I remember on my previous visit that there were numerous species near the entrance at the lodge, amongst them the Hawfinch. This area was rather quiet in comparison today. It wasn’t long before we were listening to Chiffchaffs and eventually managing to catch sight of one high in the trees. The likes of Nuthatch, Treecreeper and Goldcrest gave good sightings too.
Along by the river we found both Dipper and a pair of Grey Wagtail and having heard Great Spotted Woodpecker early on in the walk we finally sighted one. Sam spotted a distant Common Buzzard in the trees and it was later seen in closer flight.
It brought joy to my eyes when I had noted that no vehicles, dogs or cyclists are allowed in the park and in fact we were the first of a very few walkers in there today. At the start of our walk we had only the calls of a Cockerel and Pheasants along with the accompaniment of numerous woodland birds singing to keep us company. We did find one dog which I assumed was owned by one of the tenants. The dog was in the process of chewing at a dead rabbit carcass and didn’t have much time to notice us. We did find a few Rabbits alive and also Roe Deer and a Hare.

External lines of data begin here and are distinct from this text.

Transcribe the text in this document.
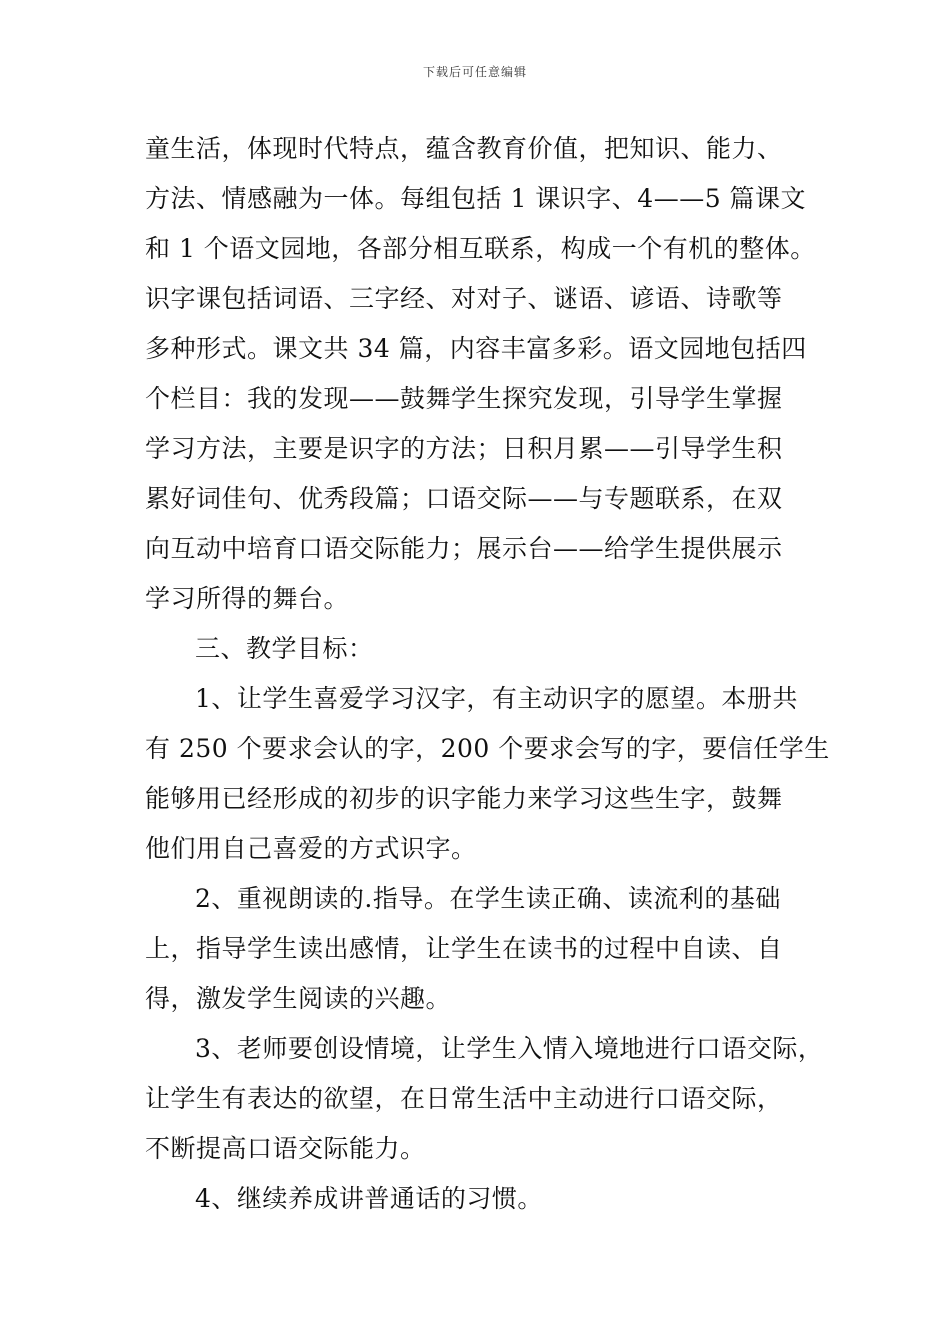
下载后可任意编辑
童生活，体现时代特点，蕴含教育价值，把知识、能力、
方法、情感融为一体。每组包括 1 课识字、4——5 篇课文
和 1 个语文园地，各部分相互联系，构成一个有机的整体。
识字课包括词语、三字经、对对子、谜语、谚语、诗歌等
多种形式。课文共 34 篇，内容丰富多彩。语文园地包括四
个栏目：我的发现——鼓舞学生探究发现，引导学生掌握
学习方法，主要是识字的方法；日积月累——引导学生积
累好词佳句、优秀段篇；口语交际——与专题联系，在双
向互动中培育口语交际能力；展示台——给学生提供展示
学习所得的舞台。
三、教学目标：
1、让学生喜爱学习汉字，有主动识字的愿望。本册共
有 250 个要求会认的字，200 个要求会写的字，要信任学生
能够用已经形成的初步的识字能力来学习这些生字，鼓舞
他们用自己喜爱的方式识字。
2、重视朗读的.指导。在学生读正确、读流利的基础
上，指导学生读出感情，让学生在读书的过程中自读、自
得，激发学生阅读的兴趣。
3、老师要创设情境，让学生入情入境地进行口语交际，
让学生有表达的欲望，在日常生活中主动进行口语交际，
不断提高口语交际能力。
4、继续养成讲普通话的习惯。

In the open Parkland numerous Mistle Thrushes were seen along with Redwing and Fieldfare. Song Thrushes were heard during the walk and numerous Blackbirds seen. Jays were heard and a brief, but good sighting of one of them was made.
I began, not for the first time, thinking that I must learn more about tree species and we ended the walk stating ‘and there’s another Pheasant! I reckon I’ll dream of Pheasants tonight. I didn’t feel as though I’d walked 4.7 miles but must have. We’d passed the old Priory and had taken lunch sitting beside the well. Mute Swans were on the River Aln and distant Greylag Geese could be seen faintly through the mist as they called.
We’d arrived in Alnwick to early to enter the park when it opens at 11.00am, so we called in at Barter Books for cups of coffee and tea. Why not begin the day in true RSPB fashion we thought, although not having long finished breakfast we couldn’t be tempted by the cakes on offer. It’s along time since I had visited Barter Books and I was very impressed with this business in part of the old railway station. We sat by the open coal fires as we enjoyed our drinks. This is a building and a business that Northumbrians ought to be proud of and if you haven’t visited then I think you ought to.
Lack of photos explained today by weather conditions.